How an Overhaul is structured
An Overhaul has three phases:
Phase 1: The diagnostic
A deeper version of the standalone Audit. We map your full stack, but we also build a dependency graph between the problems we find — which fixes have to come before which others, what can run in parallel, and what's actually two problems being solved by one piece of infrastructure. This phase ends with a phased build plan and a fixed quote for the entire engagement.
Phase 2: The builds
Two to four scoped builds, sequenced according to the dependency plan. Each build follows the same model as a standalone Build engagement: weekly demos, written change orders for any scope adjustments, working software shipped at the end of each.
Phase 3: The handoff
A coordinated rollout to your team. We don't just deliver software and leave. We train your operators on the new workflows, document the new systems comprehensively, and run a structured 60-day stabilization period where we're available for the questions that only emerge once a team is using something in anger.
What you receive
- The full diagnostic report from Phase 1, separately useful as a strategic document
- Multiple working systems, deployed and operational
- Complete source code in repositories you own
- End-to-end documentation: technical, operational, and "why we did it this way"
- Runbooks for every system, written for your team's actual on-call structure
- Training sessions for whoever needs them — operators, CS, finance, leadership
- A 60-day stabilization period after the final build ships
What it's not
It's not a transformation engagement. We're not here to redesign your entire business.

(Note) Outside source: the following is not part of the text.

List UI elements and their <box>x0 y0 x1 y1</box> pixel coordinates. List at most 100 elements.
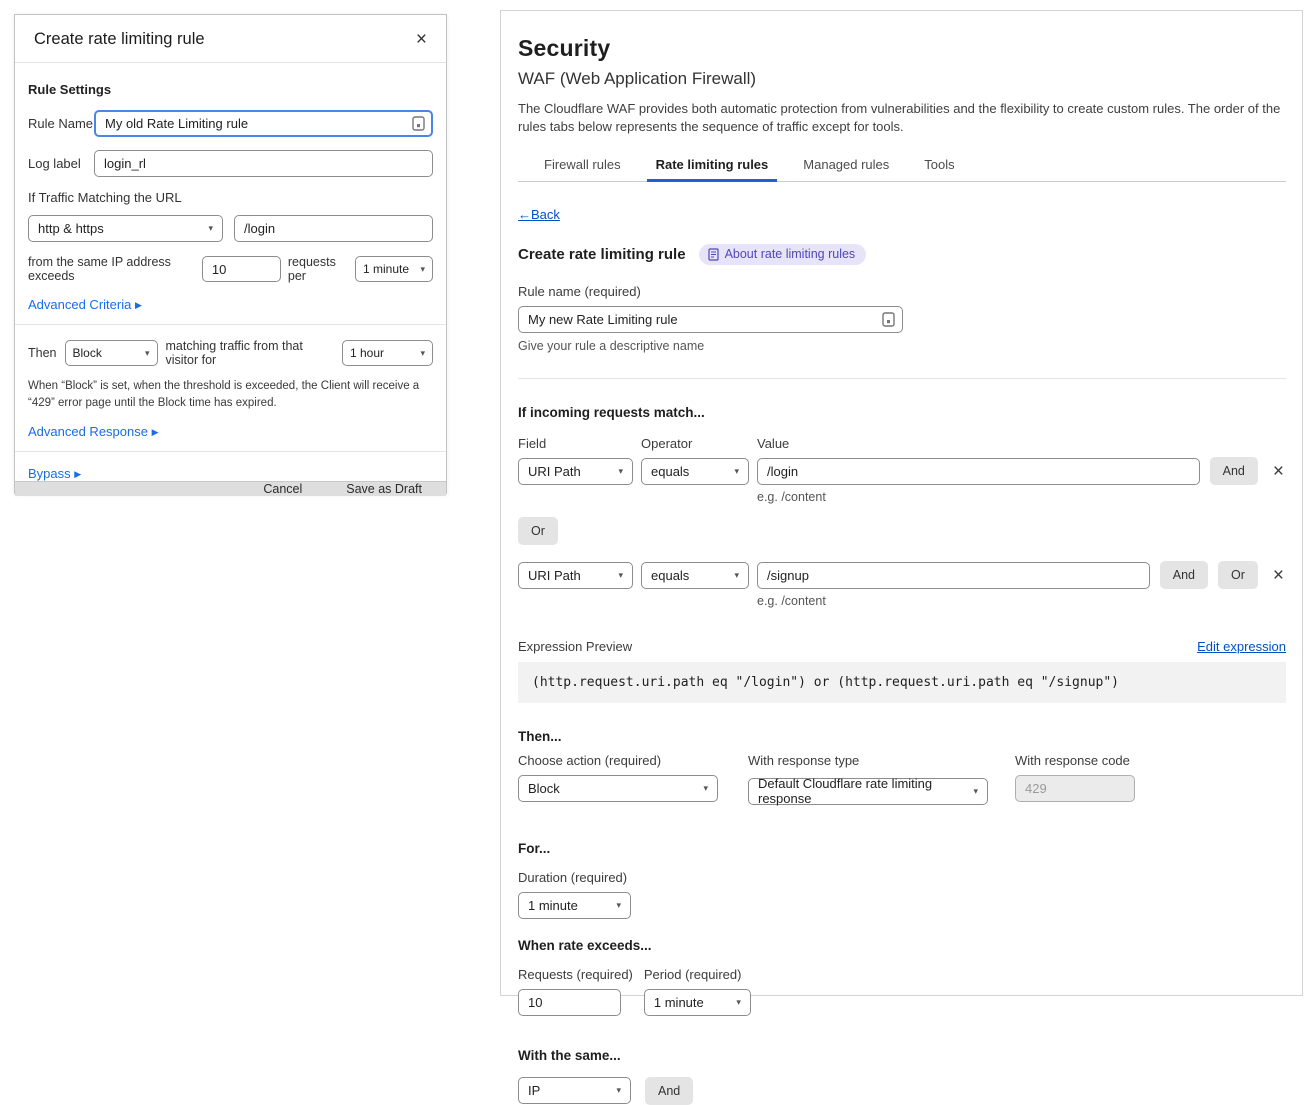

We're here to fix specific operational problems across multiple surfaces in a way that respects the dependencies between them.
It's not open-ended. The scope is fixed before Phase 2 begins. New requirements that emerge during the build phase get the same change-order treatment as in a standalone Build — written up, priced, and decided on explicitly.
It's not a six-month engagement disguised as a three-month one. We're honest about timeline. If the work genuinely needs five months, we say so. We've never seen a project shipped on a timeline that was wrong on day one.
Who this is for
$10M+ businesses with multiple intertwined operational problems and the budget to address them properly. Often the trigger is a forcing event: a peak season approaching, a planned migration, an executive change, or a moment of "we tried to fix this in pieces and it didn't work."
Sometimes the trigger is more diffuse: the team has been carrying so much manual operational debt for so long that the founder finally accepts it has to be addressed structurally rather than through more headcount.